Benign uterine and ovarian tumors are relatively common in female guinea pigs that have not been spayed. Uterine tumors are often leiomyomas, and ovarian tumors are often teratomas.
Lymphocytic leukemias are more common in guinea pigs under age three. They may be caused by a viral infection. Unfortunately, these are very dangerous tumors. Typically, guinea pigs only live 2-3 weeks after clinical signs start.
T-cell lymphoma has been reported in guinea pigs. Typically, this is a poor prognosis.
How Veterinarians Diagnose Tumors and Cancers in Guinea Pigs
The diagnosis starts with a thorough physical exam by a vet. If any skin nodules are found, your veterinarian might perform a fine needle aspiration. This involves using a very thin needle to collect sample of cells from the tumor. Then the cells are examined under a microscope to see if they look abnormal and may indicate cancer.
The vet may also recommend a biopsy for skin tumors, either by taking a small tissue sample or completely removing the lump under anesthesia and sending it a pathologist to examine.
If your guinea pig has symptoms like trouble breathing, distended belly, not eating, and lethargy, your veterinarian will may perform tests such as bloodwork, x-ray, ultrasound, and CT scans to see how the organs are working.
If your veterinarian has found a tumor and is worried about it being malignant or metastasizing, they will likely perform an x-ray/CT scan or ultrasound to look for other spots where the tumor could have spread. This may include evaluating the lymph nodes, or even removing them, to look for any spread of the tumor.
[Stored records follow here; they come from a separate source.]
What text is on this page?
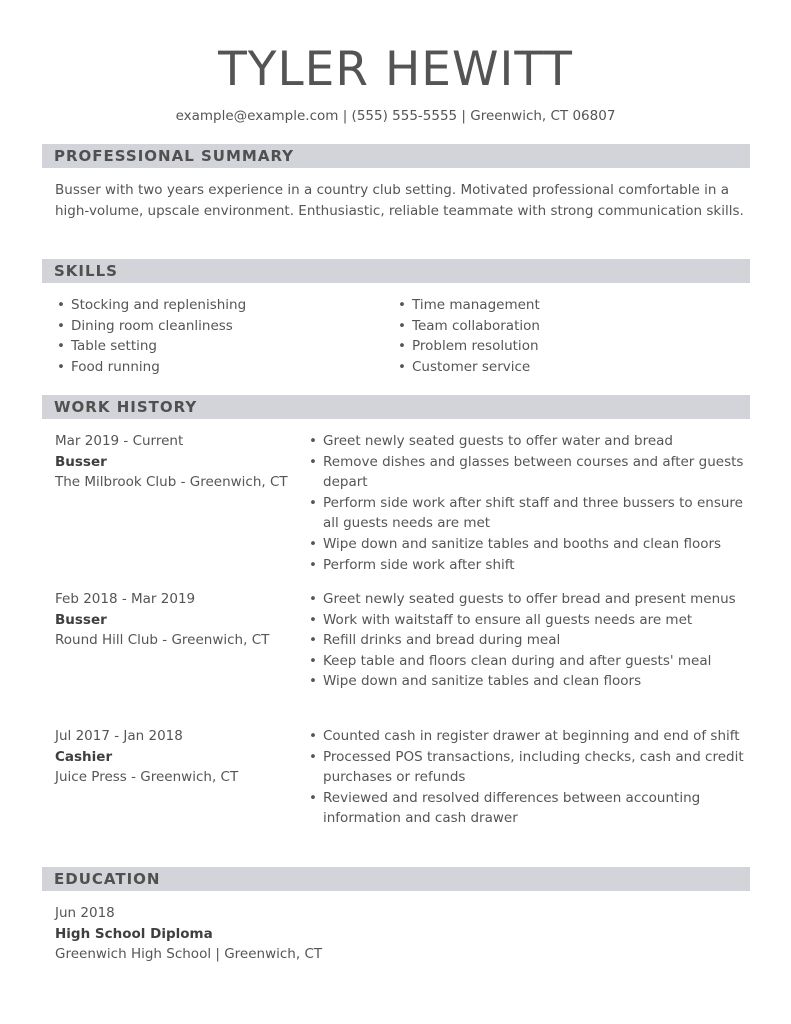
TYLER HEWITT
example@example.com | (555) 555-5555 | Greenwich, CT 06807
PROFESSIONAL SUMMARY
Busser with two years experience in a country club setting. Motivated professional comfortable in a high-volume, upscale environment. Enthusiastic, reliable teammate with strong communication skills.
SKILLS
• Stocking and replenishing
• Dining room cleanliness
• Table setting
• Food running
• Time management
• Team collaboration
• Problem resolution
• Customer service
WORK HISTORY
Mar 2019 - Current
Busser
The Milbrook Club - Greenwich, CT
• Greet newly seated guests to offer water and bread
• Remove dishes and glasses between courses and after guests depart
• Perform side work after shift staff and three bussers to ensure all guests needs are met
• Wipe down and sanitize tables and booths and clean floors
• Perform side work after shift
Feb 2018 - Mar 2019
Busser
Round Hill Club - Greenwich, CT
• Greet newly seated guests to offer bread and present menus
• Work with waitstaff to ensure all guests needs are met
• Refill drinks and bread during meal
• Keep table and floors clean during and after guests' meal
• Wipe down and sanitize tables and clean floors
Jul 2017 - Jan 2018
Cashier
Juice Press - Greenwich, CT
• Counted cash in register drawer at beginning and end of shift
• Processed POS transactions, including checks, cash and credit purchases or refunds
• Reviewed and resolved differences between accounting information and cash drawer
EDUCATION
Jun 2018
High School Diploma
Greenwich High School | Greenwich, CT
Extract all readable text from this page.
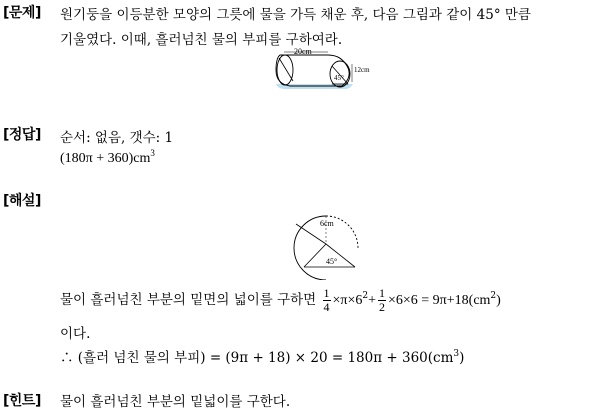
[문제] 원기둥을 이등분한 모양의 그릇에 물을 가득 채운 후, 다음 그림과 같이 45° 만큼
기울였다. 이때, 흘러넘친 물의 부피를 구하여라.
20cm
12cm
45°
[정답] 순서: 없음, 갯수: 1
$(180\pi + 360)cm^3$
[해설]
6cm
45°
물이 흘러넘친 부분의 밑면의 넓이를 구하면 $\frac{1}{4} \times\pi\times 6^2+ \frac{1}{2} \times 6\times 6 = 9\pi+18(cm^2)$
이다.
∴ (흘러 넘친 물의 부피) = $(9\pi + 18) \times 20 = 180\pi + 360(cm^3)$
[힌트] 물이 흘러넘친 부분의 밑넓이를 구한다.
Treatment of Tumors and Cancers in Guinea Pigs
Depending on the type of tumor, the most common treatment is removing through surgery. Chemotherapy and radiation might also be recommended if the tumor is malignant. Depending on the prognosis or stage of the tumor, palliative care might become the focus. This means keeping your guinea pig comfortable for as long as possible to maintain a good quality of life.
Recovery and Management of Tumors and Cancers in Guinea Pigs
Some tumors can be entirely removed and cured through surgery. After two weeks of rest and monitoring, your guinea pig can generally go back to her normal activities after following up with your veterinarian.
However, a tumor that is not entirely removed can grow back, even with supportive treatment.
Some malignant tumors can only be managed with chemotherapy, radiation, or surgery, which can be a long recovery process with frequent weekly or monthly trips to your veterinarian. Supplement with high fiber Oxbow Critical Care to offset any eating issues.
Depending on the severity of the disease, your veterinarian might recommend diet and lifestyle changes. Hence, it is vital to follow their instructions and check in if you have any questions or concerns.
To prevent reproductive tumors in your female guinea pig, it is best to get them spayed early.
Cancers and Tumors in Guinea Pigs FAQs
How long can a guinea pig live with a tumor?
A guinea pig who has a benign tumor removed can go on living a completely normal and healthy life. More serious tumors, such as lymphoma, can be fatal within 2-3 weeks.
What do I do if my guinea pig has lumps?
If you notice a lump, have your guinea pig evaluated as soon as possible by your veterinarian. Take daily pictures of the lump at home so your veterinarian can assess if anything has changed over time.